Soldat japonais sur les lieux du massacre
Elle était en effet présentée comme un exemple réussi de la politique coloniale : leur chef  Mouna Rudao étant l'un des 43 leaders indigènes sélectionnés pour une tournée au Japon quelques années plus tôt.  Pourtant en octobre 1930 une banale affaire de bagarre a débouche en rébellion suivie de son cortège de répression violente. Tout est parti du banquet de mariage donné par Mouna Rudao en l'honneur de son fils. Selon les coutumes locales des animaux furent sacrifiés. Le chef proposa d'offrir un verre à Katsuhiko Yoshimura, un policier japonais violent en patrouille. Mais ce dernier refusa prétextant que les mains du chef étaient impures à cause du sacrifice. Pour les seediq ce refus  était très humiliant, le chef tenta de forcer le policier à boire le vin, celui-ci refusa et frappa le chef avec son bâton. L'affaire dégénéra en pugilat, le policier fut blessé. Conscient de son erreur, le chef se présenta dans les jours suivants au domicile avec une bouteille de vin afin de s'excuser mais le policier dédaigna son geste. L'humiliation s'ajouta aux vexations. 
Le 27 octobre  des centaines de Japonais se sont rassemblés dans le village de Wushe pour une rencontre d'athlétisme à l' école primaire Musyaji. Peu avant l'aube, Mouna Rudao mena un raid avec  plus de 300 guerriers Seediq contre un poste de police et rafla les armes. Ils se sont ensuite rendus à l'école élémentaire et attaquèrent  les Japonais présents. Un total de 134 Japonais , dont des femmes et des enfants, ont été tués dans l'attaque. Deux Han taïwanaises ont également été tuées par erreur, l'une portant un kimono japonais.

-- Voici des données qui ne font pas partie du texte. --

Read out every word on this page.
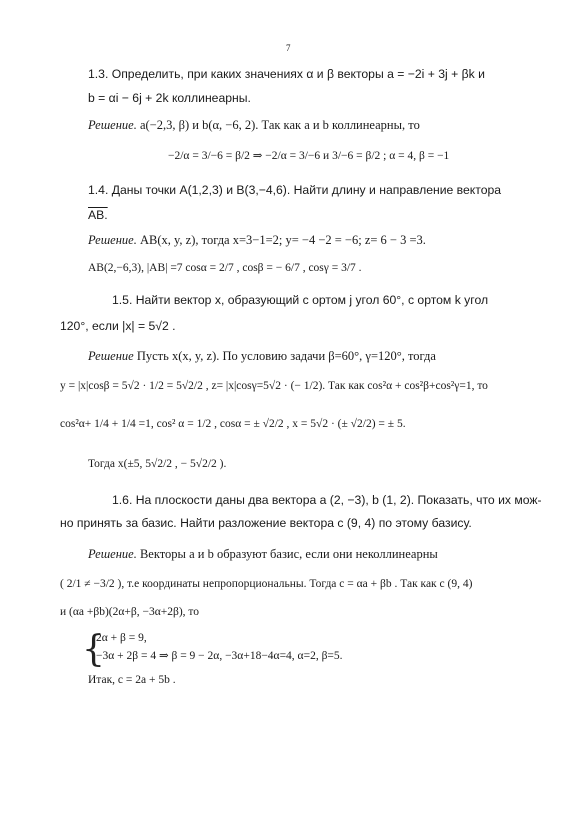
7
1.3. Определить, при каких значениях α и β векторы a = −2i + 3j + βk и
b = αi − 6j + 2k коллинеарны.
Решение. a(−2,3, β) и b(α, −6, 2). Так как a и b коллинеарны, то
−2/α = 3/−6 = β/2 ⇒ −2/α = 3/−6 и 3/−6 = β/2 ; α = 4, β = −1
1.4. Даны точки A(1,2,3) и B(3,−4,6). Найти длину и направление вектора
AB.
Решение. AB(x, y, z), тогда x=3−1=2; y= −4 −2 = −6; z= 6 − 3 =3.
AB(2,−6,3), |AB| =7 cosα = 2/7 , cosβ = − 6/7 , cosγ = 3/7 .
1.5. Найти вектор x, образующий с ортом j угол 60°, с ортом k угол
120°, если |x| = 5√2 .
Решение Пусть x(x, y, z). По условию задачи β=60°, γ=120°, тогда
y = |x|cosβ = 5√2 · 1/2 = 5√2/2 , z= |x|cosγ=5√2 · (− 1/2). Так как cos²α + cos²β+cos²γ=1, то
cos²α+ 1/4 + 1/4 =1, cos² α = 1/2 , cosα = ± √2/2 , x = 5√2 · (± √2/2) = ± 5.
Тогда x(±5, 5√2/2 , − 5√2/2 ).
1.6. На плоскости даны два вектора a (2, −3), b (1, 2). Показать, что их мож-
но принять за базис. Найти разложение вектора c (9, 4) по этому базису.
Решение. Векторы a и b образуют базис, если они неколлинеарны
( 2/1 ≠ −3/2 ), т.е координаты непропорциональны. Тогда c = αa + βb . Так как c (9, 4)
и (αa +βb)(2α+β, −3α+2β), то
{
2α + β = 9,
−3α + 2β = 4 ⇒ β = 9 − 2α, −3α+18−4α=4, α=2, β=5.
Итак, c = 2a + 5b .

La répression fut terrible. 2000 hommes se lancèrent à la poursuite des seediq qui se réfugièrent dans leur montagne et menèrent des actions de guérillas efficaces notamment de nuit. L'aviation fut alors appelée en renfort, bombardant les villages des rebelles et leurs refuges notamment au moyen de bombes lacrymogène ce qui constitue le premier cas d'utilisation d'armées chimiques en Asie. Fin décembre la rébellion était écrasée : sur 1200 rebelles, 640 étaient morts dont 300 par suicides pour ne pas subir l'humiliation de la défaite.

soldat japonais posant devant les têtes des guerriers seediq
 Le plus terrible fut à venir. Ota Masahiro, nouvellement nommé au poste de gouverneur  entrepris une politique de contrôle dure des peuples autochtones : certaines tribus ont été désarmées et laissées sans protection, donnant à leurs ennemis ancestraux l'occasion de les anéantir au nom de l'administration japonaise. Ainsi 500 des Seediq impliqués dans l'incident Wushe et capturés ont été confinés dans un village près de Wushe.  Le 25 Avril 1931, les groupes autochtones qui travaillaient avec les autorités japonaises ont attaqué le village, tuant tous les hommes âgés de plus de 15 ans  dans ce qui a été appelé le 2è incident de Wushe. Le gouverneur Ota fut rappelé à Tokyo.

Pourtant cette révolte a modifié la politique coloniale japonaise. En effet Wushe étant présenté comme une zone modèle,  les autorités japonaise redoutèrent que de telles révoltes se reproduisent dans les territoires "occupés" en Taïwan mais aussi en Corée.  Les aborigènes ont donc obtenu le statut de sujets impériaux comme les autres groupes ethniques de Taiwan  et furent désormais désignés par le terme  takasagozoku ( les peuples indigènes de Taiwan »). En outre, le programme d'éducation japonaise a été accéléré ainsi que la fidélité à l'empereur inculquée dans les têtes de la jeune génération. De cette façon , les autorités japonaises ont pu diviser les peuples chinois et taïwanais autochtones  en récompensant la fidélité à l'empereur. Ainsi de nombreux indigènes taïwanais ont servi dans l'armée japonais et le dernier soldat de l'empire à s'être rendu était originaire de ces tribus !!!